Second, because for much of the Council, Rahner’s thoughts were preoccupied and indeed driven by an obsessional relationship wholly beyond his Jesuit vows. In 1962 he met and fell passionately in love with a twice-divorced widow called Luise Rinser. Rinser was initially a Catholic journalist, later novelist. Her Catholicism later gave way to a sort of crypto-Buddhist panentheism. Widowed during the war she next married a Communist homosexual and later the composer Karl Orff. She was clearly an attractive and highly manipulative woman as she not only bewitched Rahner until to his death in 1984 but managed to keep a senior Benedictine abbot (her spiritual director) in emotional tow as well. This curious threesome, which Rinser claims was celibate, caused agonies to the infatuated Rahner, whose two and a half thousand letters to Rinser (1,200 between 1962 and 1967 alone) were distraught because Rinser loved the abbot more than him and didn’t write as often as Rahner did. (Presumably, as she pointed out, she had to shop, cook, clean, work and look after kids as well!)

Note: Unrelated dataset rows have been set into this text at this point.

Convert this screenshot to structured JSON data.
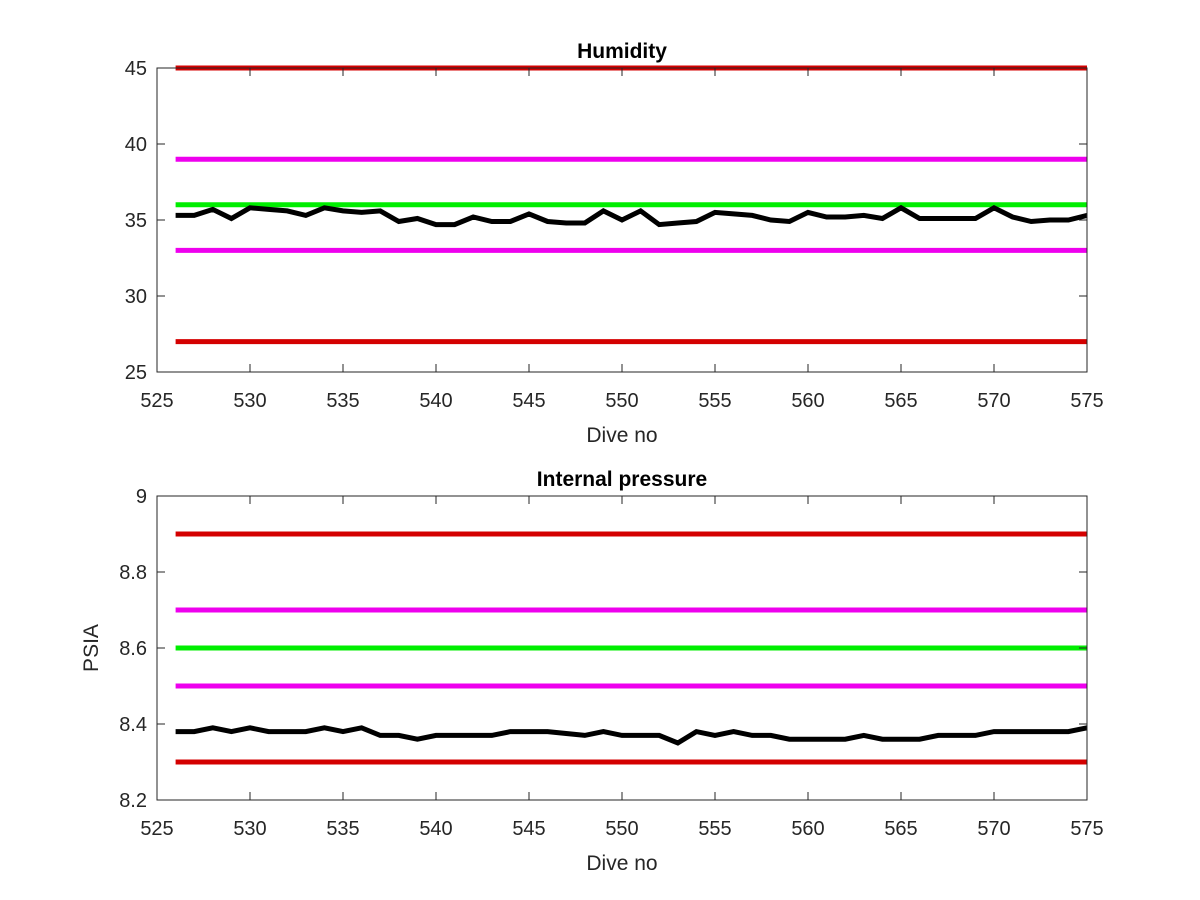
{
  "chart_data": [
    {
      "type": "line",
      "title": "Humidity",
      "xlabel": "Dive no",
      "ylabel": "",
      "xlim": [
        525,
        575
      ],
      "ylim": [
        25,
        45
      ],
      "xticks": [
        "525",
        "530",
        "535",
        "540",
        "545",
        "550",
        "555",
        "560",
        "565",
        "570",
        "575"
      ],
      "yticks": [
        "25",
        "30",
        "35",
        "40",
        "45"
      ],
      "grid": false,
      "hlines": [
        {
          "y": 45,
          "color": "#d40000"
        },
        {
          "y": 39,
          "color": "#ee00ee"
        },
        {
          "y": 36,
          "color": "#00ee00"
        },
        {
          "y": 33,
          "color": "#ee00ee"
        },
        {
          "y": 27,
          "color": "#d40000"
        }
      ],
      "series": [
        {
          "color": "#000000",
          "x": [
            526,
            527,
            528,
            529,
            530,
            531,
            532,
            533,
            534,
            535,
            536,
            537,
            538,
            539,
            540,
            541,
            542,
            543,
            544,
            545,
            546,
            547,
            548,
            549,
            550,
            551,
            552,
            553,
            554,
            555,
            556,
            557,
            558,
            559,
            560,
            561,
            562,
            563,
            564,
            565,
            566,
            567,
            568,
            569,
            570,
            571,
            572,
            573,
            574,
            575
          ],
          "values": [
            35.3,
            35.3,
            35.7,
            35.1,
            35.8,
            35.7,
            35.6,
            35.3,
            35.8,
            35.6,
            35.5,
            35.6,
            34.9,
            35.1,
            34.7,
            34.7,
            35.2,
            34.9,
            34.9,
            35.4,
            34.9,
            34.8,
            34.8,
            35.6,
            35.0,
            35.6,
            34.7,
            34.8,
            34.9,
            35.5,
            35.4,
            35.3,
            35.0,
            34.9,
            35.5,
            35.2,
            35.2,
            35.3,
            35.1,
            35.8,
            35.1,
            35.1,
            35.1,
            35.1,
            35.8,
            35.2,
            34.9,
            35.0,
            35.0,
            35.3
          ]
        }
      ]
    },
    {
      "type": "line",
      "title": "Internal pressure",
      "xlabel": "Dive no",
      "ylabel": "PSIA",
      "xlim": [
        525,
        575
      ],
      "ylim": [
        8.2,
        9
      ],
      "xticks": [
        "525",
        "530",
        "535",
        "540",
        "545",
        "550",
        "555",
        "560",
        "565",
        "570",
        "575"
      ],
      "yticks": [
        "8.2",
        "8.4",
        "8.6",
        "8.8",
        "9"
      ],
      "grid": false,
      "hlines": [
        {
          "y": 8.9,
          "color": "#d40000"
        },
        {
          "y": 8.7,
          "color": "#ee00ee"
        },
        {
          "y": 8.6,
          "color": "#00ee00"
        },
        {
          "y": 8.5,
          "color": "#ee00ee"
        },
        {
          "y": 8.3,
          "color": "#d40000"
        }
      ],
      "series": [
        {
          "color": "#000000",
          "x": [
            526,
            527,
            528,
            529,
            530,
            531,
            532,
            533,
            534,
            535,
            536,
            537,
            538,
            539,
            540,
            541,
            542,
            543,
            544,
            545,
            546,
            547,
            548,
            549,
            550,
            551,
            552,
            553,
            554,
            555,
            556,
            557,
            558,
            559,
            560,
            561,
            562,
            563,
            564,
            565,
            566,
            567,
            568,
            569,
            570,
            571,
            572,
            573,
            574,
            575
          ],
          "values": [
            8.38,
            8.38,
            8.39,
            8.38,
            8.39,
            8.38,
            8.38,
            8.38,
            8.39,
            8.38,
            8.39,
            8.37,
            8.37,
            8.36,
            8.37,
            8.37,
            8.37,
            8.37,
            8.38,
            8.38,
            8.38,
            8.375,
            8.37,
            8.38,
            8.37,
            8.37,
            8.37,
            8.35,
            8.38,
            8.37,
            8.38,
            8.37,
            8.37,
            8.36,
            8.36,
            8.36,
            8.36,
            8.37,
            8.36,
            8.36,
            8.36,
            8.37,
            8.37,
            8.37,
            8.38,
            8.38,
            8.38,
            8.38,
            8.38,
            8.39
          ]
        }
      ]
    }
  ]
}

We know all this because Rinser published her autobiography (Walking the Edge) before she died and recorded some of her letters therein. (The Jesuits refused permission for Rahner’s letters to be published but their content can often be guessed from Rinser’s replies.) They had pet names for each other, ‘My fish,’ she wrote, ‘I cannot express how shaken I was as you knelt before me’, ‘[our love] was much stronger than anticipated’ etc etc. ‘Fish’ referred both to Rahner as a Christian but also his star sign of Pisces. Rahner is petulant, angry, jealous, despairing over Rinser’s love for the abbot and her preference for his celebrations of the Mass. Rahner bombarded her with letters and phone calls and was not averse to turning up at dawn to check that the Abbot was not at her place! When Rahner died in 1984 (his last telephone call was to Rinser from his deathbed), Rinser was standing as Green Party candidate for the German Presidency. She was also the leading Western apologist for unreformed communism in North Korea and a supporter of the dictatorship of Kim Il Sung. Her credentials as a feminist and environmentalist were unimpeachable. Her faith, she claimed, was a blend of Eastern religion and Christianity. She was, I need hardly add, pro-abortion and anti-celibacy.

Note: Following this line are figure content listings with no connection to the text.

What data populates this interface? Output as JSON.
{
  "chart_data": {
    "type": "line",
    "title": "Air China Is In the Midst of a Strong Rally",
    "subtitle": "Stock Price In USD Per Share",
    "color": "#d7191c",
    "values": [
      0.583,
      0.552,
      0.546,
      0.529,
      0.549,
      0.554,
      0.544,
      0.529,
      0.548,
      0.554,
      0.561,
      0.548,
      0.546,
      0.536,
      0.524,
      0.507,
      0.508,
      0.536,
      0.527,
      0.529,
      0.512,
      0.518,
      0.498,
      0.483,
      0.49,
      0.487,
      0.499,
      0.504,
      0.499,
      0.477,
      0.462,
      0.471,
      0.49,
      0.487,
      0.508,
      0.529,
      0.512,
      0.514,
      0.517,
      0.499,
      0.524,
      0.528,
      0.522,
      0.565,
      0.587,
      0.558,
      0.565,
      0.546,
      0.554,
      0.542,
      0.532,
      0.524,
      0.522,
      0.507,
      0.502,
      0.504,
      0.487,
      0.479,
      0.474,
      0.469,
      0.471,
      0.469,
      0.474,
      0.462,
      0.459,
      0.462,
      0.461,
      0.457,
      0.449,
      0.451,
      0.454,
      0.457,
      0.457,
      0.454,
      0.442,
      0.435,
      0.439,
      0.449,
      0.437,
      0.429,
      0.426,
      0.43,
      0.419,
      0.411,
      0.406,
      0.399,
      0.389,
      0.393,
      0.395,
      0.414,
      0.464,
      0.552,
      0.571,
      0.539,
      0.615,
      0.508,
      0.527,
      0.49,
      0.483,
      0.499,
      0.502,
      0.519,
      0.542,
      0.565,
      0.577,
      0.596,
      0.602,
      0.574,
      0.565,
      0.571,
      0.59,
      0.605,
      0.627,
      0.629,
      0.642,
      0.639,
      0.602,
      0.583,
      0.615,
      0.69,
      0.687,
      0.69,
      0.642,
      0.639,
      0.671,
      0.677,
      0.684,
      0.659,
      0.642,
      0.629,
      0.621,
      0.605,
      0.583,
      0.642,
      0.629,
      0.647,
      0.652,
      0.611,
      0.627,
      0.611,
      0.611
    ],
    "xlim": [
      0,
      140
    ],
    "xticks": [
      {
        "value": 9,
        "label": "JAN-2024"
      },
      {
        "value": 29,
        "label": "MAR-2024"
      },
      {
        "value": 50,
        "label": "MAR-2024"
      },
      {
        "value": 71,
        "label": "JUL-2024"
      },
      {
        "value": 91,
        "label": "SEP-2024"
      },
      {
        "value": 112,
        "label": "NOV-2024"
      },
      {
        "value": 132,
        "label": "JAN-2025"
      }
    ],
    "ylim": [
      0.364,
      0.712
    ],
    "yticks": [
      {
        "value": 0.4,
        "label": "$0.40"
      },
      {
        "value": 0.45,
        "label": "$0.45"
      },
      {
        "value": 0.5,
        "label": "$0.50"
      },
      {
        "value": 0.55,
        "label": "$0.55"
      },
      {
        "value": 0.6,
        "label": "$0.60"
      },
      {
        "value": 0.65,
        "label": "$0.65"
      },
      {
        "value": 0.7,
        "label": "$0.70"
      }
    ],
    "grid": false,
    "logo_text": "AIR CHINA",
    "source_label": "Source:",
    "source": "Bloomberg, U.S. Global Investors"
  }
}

Why does all this matter? Well, the simple answer is that Rahner and his group not only influenced the direction of the post-conciliar Catholic Church, but his theology (and interpretation of the ‘spirit’ of the times) profoundly influenced Western Christendom as a whole. Anglicans who have never heard of Rahner will recognize the symptoms and find his theological children, thirty years more radicalized, in many of the top jobs in the Church of England. Rahner is a great hero of Anglican liberals with good reason and his English mouthpiece, the Tablet, remains the meeting place of liberals from both Communions. The fact that most of this was dreamed up by an emotional obsessive striving to gain favour with a manipulative and heterodox woman is telling. In the light of Rinser’s revelations it is not fanciful to see Rahner’s priority for this mother/lover idealized relationship over his commitment to Mother Church. The latter seems to have had to conform to the former rather than the other way round. It is also a mark of the chaos that has characterized the modern Jesuits that such a relationship was never brought under discipline. That a man in such a permanent maelstrom of adolescent torment should have had such influence suggests that while the teachings of the Council may be sound, the much vaunted subsequent ‘spirit of the Council’ was what Paul VI discerned in his darkest moments – not the Holy Spirit. It is to the differentiation between the ‘spirit’ and the ‘Spirit’ that most of the present Pope’s pontificate has been dedicated.